3) Flatten the speed Bumps
Now that they are on board, empower the biosafety consultant to chart the way. Too often, success is hindered by having to rely on third-party consent for every action. In clear terms, having every biosafety related piece of work go through a contract research organisation or the pharmaceutical company for approval, slows the pace of progress, makes for cumbersome dealings, and the decision to stay on board can change because of this. To avoid this, arrange a scope for work with your biosafety consultant, which is reasonably unrestrictive, whilst producing the desired effect. The regulations that the biosafety consultant will need to consider may include others in addition to those mentioned previously, so it is important to make the scope of work flexible enough for them to consider other regulatory requirements.

HORIZON SCANNING

The Development of gene therapy products based on viral vectors (derived from viruses) has been steadily increasing since 2003. Figure 1 shows the number of approved gene therapy products from 2003 – 2017 (Goswani). The timeline shows that since 2015 greater numbers of gene therapy products have been approved.
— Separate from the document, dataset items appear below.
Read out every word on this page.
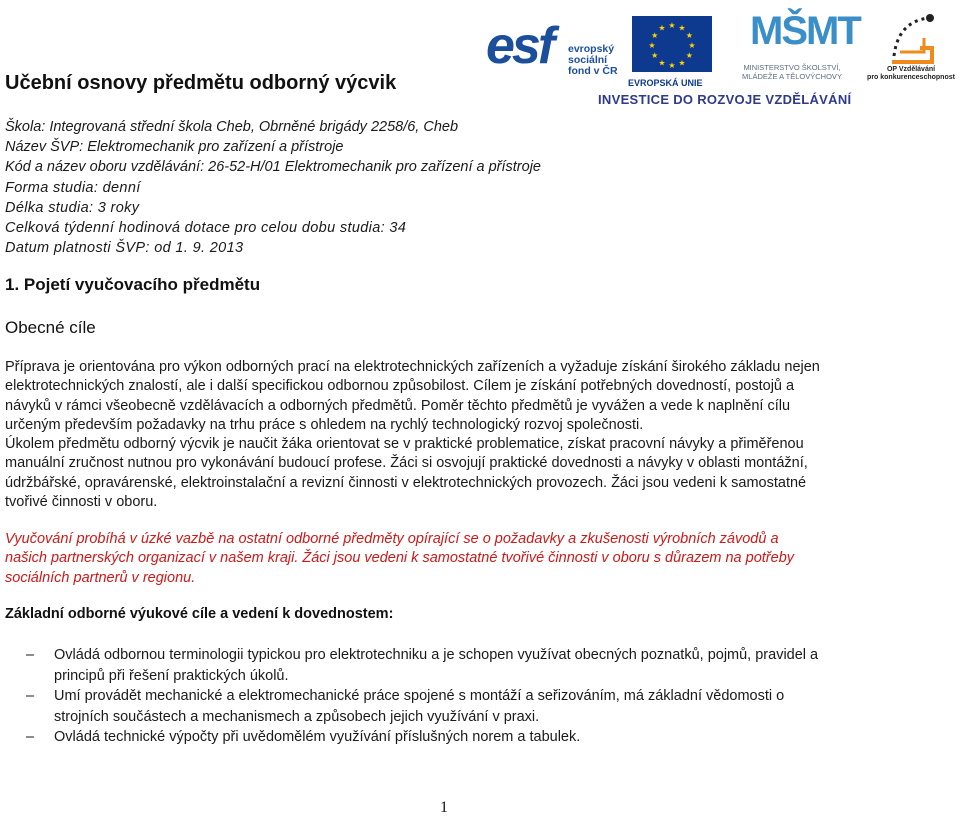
esf evropský
sociální
fond v ČR
★ ★
★
★
★
★
★
★
★
★
★
★
EVROPSKÁ UNIE
MŠMT
MINISTERSTVO ŠKOLSTVÍ,
MLÁDEŽE A TĚLOVÝCHOVY
OP Vzdělávání
pro konkurenceschopnost
INVESTICE DO ROZVOJE VZDĚLÁVÁNÍ
Učební osnovy předmětu odborný výcvik
Škola: Integrovaná střední škola Cheb, Obrněné brigády 2258/6, Cheb
Název ŠVP: Elektromechanik pro zařízení a přístroje
Kód a název oboru vzdělávání: 26-52-H/01 Elektromechanik pro zařízení a přístroje
Forma studia: denní
Délka studia: 3 roky
Celková týdenní hodinová dotace pro celou dobu studia: 34
Datum platnosti ŠVP: od 1. 9. 2013
1. Pojetí vyučovacího předmětu
Obecné cíle
Příprava je orientována pro výkon odborných prací na elektrotechnických zařízeních a vyžaduje získání širokého základu nejen
elektrotechnických znalostí, ale i další specifickou odbornou způsobilost. Cílem je získání potřebných dovedností, postojů a
návyků v rámci všeobecně vzdělávacích a odborných předmětů. Poměr těchto předmětů je vyvážen a vede k naplnění cílu
určeným především požadavky na trhu práce s ohledem na rychlý technologický rozvoj společnosti.
Úkolem předmětu odborný výcvik je naučit žáka orientovat se v praktické problematice, získat pracovní návyky a přiměřenou
manuální zručnost nutnou pro vykonávání budoucí profese. Žáci si osvojují praktické dovednosti a návyky v oblasti montážní,
údržbářské, opravárenské, elektroinstalační a revizní činnosti v elektrotechnických provozech. Žáci jsou vedeni k samostatné
tvořivé činnosti v oboru.
Vyučování probíhá v úzké vazbě na ostatní odborné předměty opírající se o požadavky a zkušenosti výrobních závodů a
našich partnerských organizací v našem kraji. Žáci jsou vedeni k samostatné tvořivé činnosti v oboru s důrazem na potřeby
sociálních partnerů v regionu.
Základní odborné výukové cíle a vedení k dovednostem:
– Ovládá odbornou terminologii typickou pro elektrotechniku a je schopen využívat obecných poznatků, pojmů, pravidel a
principů při řešení praktických úkolů.
– Umí provádět mechanické a elektromechanické práce spojené s montáží a seřizováním, má základní vědomosti o
strojních součástech a mechanismech a způsobech jejich využívání v praxi.
– Ovládá technické výpočty při uvědomělém využívání příslušných norem a tabulek.
1
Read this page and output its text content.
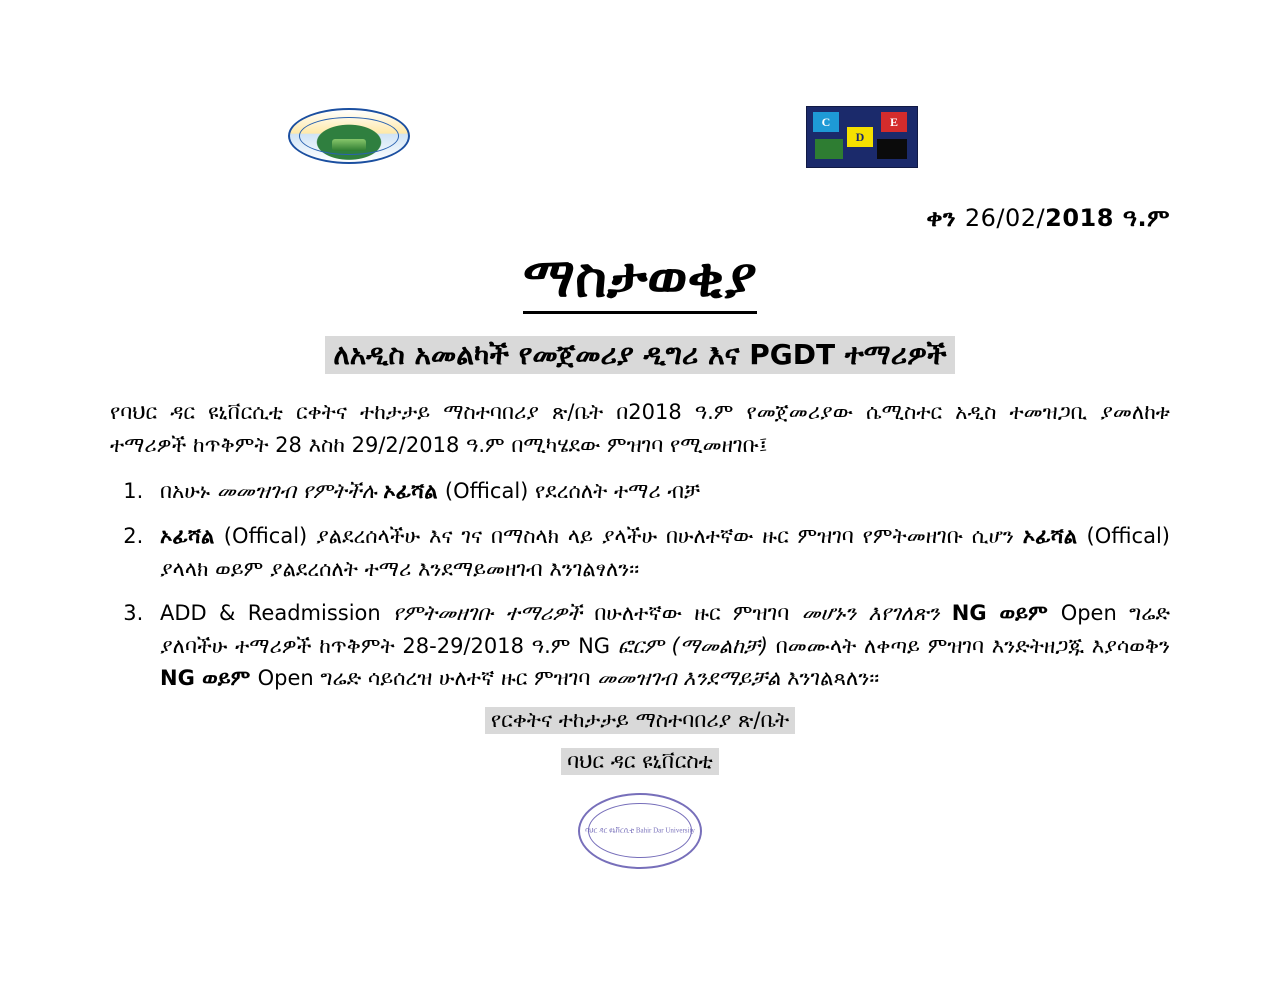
C	E
D
ቀን 26/02/2018 ዓ.ም
ማስታወቂያ
ለአዲስ አመልካች የመጀመሪያ ዲግሪ እና PGDT ተማሪዎች
የባህር ዳር ዩኒቨርሲቲ ርቀትና ተከታታይ ማስተባበሪያ ጽ/ቤት በ2018 ዓ.ም የመጀመሪያው ሴሚስተር አዲስ ተመዝጋቢ ያመለከቱ ተማሪዎች ከጥቅምት 28 እስከ 29/2/2018 ዓ.ም በሚካሄደው ምዝገባ የሚመዘገቡ፤
1. በአሁኑ መመዝገብ የምትችሉ ኦፊሻል (Offical) የደረሰለት ተማሪ ብቻ
2. ኦፊሻል (Offical) ያልደረሰላችሁ እና ገና በማስላክ ላይ ያላችሁ በሁለተኛው ዙር ምዝገባ የምትመዘገቡ ሲሆን ኦፊሻል (Offical) ያላላክ ወይም ያልደረሰለት ተማሪ እንደማይመዘገብ እንገልፃለን፡፡
3. ADD & Readmission የምትመዘገቡ ተማሪዎች በሁለተኛው ዙር ምዝገባ መሆኑን እየገለጽን NG ወይም Open ግሬድ ያለባችሁ ተማሪዎች ከጥቅምት 28-29/2018 ዓ.ም NG ፎርም (ማመልከቻ) በመሙላት ለቀጣይ ምዝገባ እንድትዘጋጁ እያሳወቅን NG ወይም Open ግሬድ ሳይሰረዝ ሁለተኛ ዙር ምዝገባ መመዝገብ እንደማይቻል እንገልጻለን፡፡
የርቀትና ተከታታይ ማስተባበሪያ ጽ/ቤት
ባህር ዳር ዩኒቨርስቲ
ባህር ዳር ዩኒቨርሲቲ Bahir Dar University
Drug Clinical Trial Recruitment
chartered health and safety practitioner
Figure 1 showing gene therapy drugs in the pharmaceutical market and a timeline of their approval ((Goswani) with permission from Frontiers in Oncology). Currently more of these gene therapy drug products are being based on AAV. A survey of three pharmaceutical company pipelines shows that more gene therapies will be entering the clinical trial stage (Table 1 below).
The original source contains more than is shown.